Tonight I happened to catch the end of the Golden Globes press event, on which two of the stupidest people in the world read the names of the award winners. The real show was canceled because the actors agreed not to cross the writers’ picket line. Anyway, in addition to reading the lists of nominees and then announcing the winners, the presenters of the show also treated us to some analysis and commentary along the way. A low point was reached when immediately before the host opened the envelope to read the winner of the “best picture” award, he asked the resident expert to predict the winner. The pointlessness of that prediction made me think of the pointlessness of nearly all predictions.
Forecasting is important. If you’re thinking of buying a house, it’s good to have an idea of what the housing market is going to do in your area and whether mortgage rates are going to rise or fall in the immediate future. If you’re trying to choose which company to work for, it’s important to try to figure out what the fortunes are of the companies you’re considering. Sports fans are interested in whether their favorite team is going to get better or worse next season. I’m all for forecasting. What I’m sick of is predictions.
For the past couple of weeks we’ve seen every political pundit in the world make an ass of themselves predicting what would happen in the Iowa and New Hampshire primaries. Now that the NFL playoffs are under way, we are forced to watch football pundits predict what’s going to happen in a game we’re about to watch, and then to listen to them make more predictions about the rest of the game during halftime. In the technology industry, we’re being bombarded with predictions of what Steve Jobs is going to announce in his Macworld keynote on Tuesday.

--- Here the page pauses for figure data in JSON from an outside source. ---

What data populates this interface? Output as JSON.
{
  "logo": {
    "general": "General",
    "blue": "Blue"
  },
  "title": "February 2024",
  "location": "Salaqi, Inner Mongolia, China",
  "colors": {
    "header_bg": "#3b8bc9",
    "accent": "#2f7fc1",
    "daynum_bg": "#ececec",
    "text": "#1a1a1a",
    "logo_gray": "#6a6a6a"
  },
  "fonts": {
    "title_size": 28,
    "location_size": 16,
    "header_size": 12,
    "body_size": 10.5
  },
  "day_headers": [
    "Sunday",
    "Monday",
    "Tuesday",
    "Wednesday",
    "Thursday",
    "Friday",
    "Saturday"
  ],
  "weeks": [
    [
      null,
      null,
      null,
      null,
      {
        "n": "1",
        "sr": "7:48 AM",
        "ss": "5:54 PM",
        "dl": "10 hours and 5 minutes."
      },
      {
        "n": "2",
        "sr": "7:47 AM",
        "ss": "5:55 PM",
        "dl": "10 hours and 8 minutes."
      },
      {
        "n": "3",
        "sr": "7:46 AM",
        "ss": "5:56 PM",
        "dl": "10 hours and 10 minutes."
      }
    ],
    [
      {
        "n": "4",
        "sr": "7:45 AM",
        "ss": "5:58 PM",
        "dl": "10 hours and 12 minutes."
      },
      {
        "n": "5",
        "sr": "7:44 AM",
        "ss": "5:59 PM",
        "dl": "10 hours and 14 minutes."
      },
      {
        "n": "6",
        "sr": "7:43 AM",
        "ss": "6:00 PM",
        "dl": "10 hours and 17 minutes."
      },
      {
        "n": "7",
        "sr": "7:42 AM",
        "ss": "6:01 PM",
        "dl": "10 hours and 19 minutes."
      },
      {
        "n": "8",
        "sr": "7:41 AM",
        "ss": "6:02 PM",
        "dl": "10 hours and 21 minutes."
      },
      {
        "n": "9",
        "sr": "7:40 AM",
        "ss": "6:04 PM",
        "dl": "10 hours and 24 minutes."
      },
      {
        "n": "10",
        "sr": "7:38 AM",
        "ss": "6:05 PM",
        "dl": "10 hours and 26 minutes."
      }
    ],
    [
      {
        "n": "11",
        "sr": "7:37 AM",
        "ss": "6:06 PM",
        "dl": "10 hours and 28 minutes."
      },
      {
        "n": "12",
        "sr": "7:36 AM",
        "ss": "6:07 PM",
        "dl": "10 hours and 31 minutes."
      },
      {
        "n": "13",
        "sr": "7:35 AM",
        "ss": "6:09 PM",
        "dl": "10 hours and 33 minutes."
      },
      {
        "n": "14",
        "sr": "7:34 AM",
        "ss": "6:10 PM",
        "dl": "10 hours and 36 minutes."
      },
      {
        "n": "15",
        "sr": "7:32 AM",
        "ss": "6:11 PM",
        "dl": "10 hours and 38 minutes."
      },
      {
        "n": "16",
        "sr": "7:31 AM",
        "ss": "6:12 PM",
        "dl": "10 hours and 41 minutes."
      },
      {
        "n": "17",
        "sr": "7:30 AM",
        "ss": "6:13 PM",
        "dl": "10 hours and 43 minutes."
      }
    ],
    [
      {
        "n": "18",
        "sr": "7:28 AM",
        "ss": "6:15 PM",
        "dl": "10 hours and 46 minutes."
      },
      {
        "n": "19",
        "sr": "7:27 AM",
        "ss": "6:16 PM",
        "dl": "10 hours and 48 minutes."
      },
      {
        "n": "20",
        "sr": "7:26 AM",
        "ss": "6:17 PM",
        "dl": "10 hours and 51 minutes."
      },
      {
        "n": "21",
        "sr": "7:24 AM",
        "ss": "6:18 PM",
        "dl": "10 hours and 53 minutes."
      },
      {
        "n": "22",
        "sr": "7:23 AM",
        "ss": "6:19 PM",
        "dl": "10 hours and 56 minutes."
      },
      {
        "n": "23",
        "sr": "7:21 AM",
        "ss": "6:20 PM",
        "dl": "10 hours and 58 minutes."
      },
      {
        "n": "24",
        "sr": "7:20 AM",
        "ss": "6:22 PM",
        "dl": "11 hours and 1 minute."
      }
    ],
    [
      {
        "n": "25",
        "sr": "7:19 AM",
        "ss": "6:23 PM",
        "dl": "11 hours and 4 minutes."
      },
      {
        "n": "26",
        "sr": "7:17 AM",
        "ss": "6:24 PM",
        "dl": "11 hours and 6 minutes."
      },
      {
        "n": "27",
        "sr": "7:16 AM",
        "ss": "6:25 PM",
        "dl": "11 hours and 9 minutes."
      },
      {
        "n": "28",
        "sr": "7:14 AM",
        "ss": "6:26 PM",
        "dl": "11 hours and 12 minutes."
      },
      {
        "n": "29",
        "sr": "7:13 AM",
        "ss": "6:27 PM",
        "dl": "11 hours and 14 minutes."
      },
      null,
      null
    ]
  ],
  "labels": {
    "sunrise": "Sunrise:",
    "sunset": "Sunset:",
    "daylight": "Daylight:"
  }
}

The sad thing is that nearly all of these predictions are utter and complete self indulgence. People make predictions so that they can pat themselves on the back if they’re right, and pretend like they were right if they were wrong. If predictions do have any utility, it’s in the evidence cited to substantiate a prediction. The prediction still won’t be enlightening, but at least the discussion of the prediction will be. All too often, that evidence is left undiscussed by the experts or “experts” making the predictions.
Please, let’s have more forecasting, but I’ve had it with the predictions. That said, I forecast that this blog post will not have a measurable effect on the number of predictions that people make.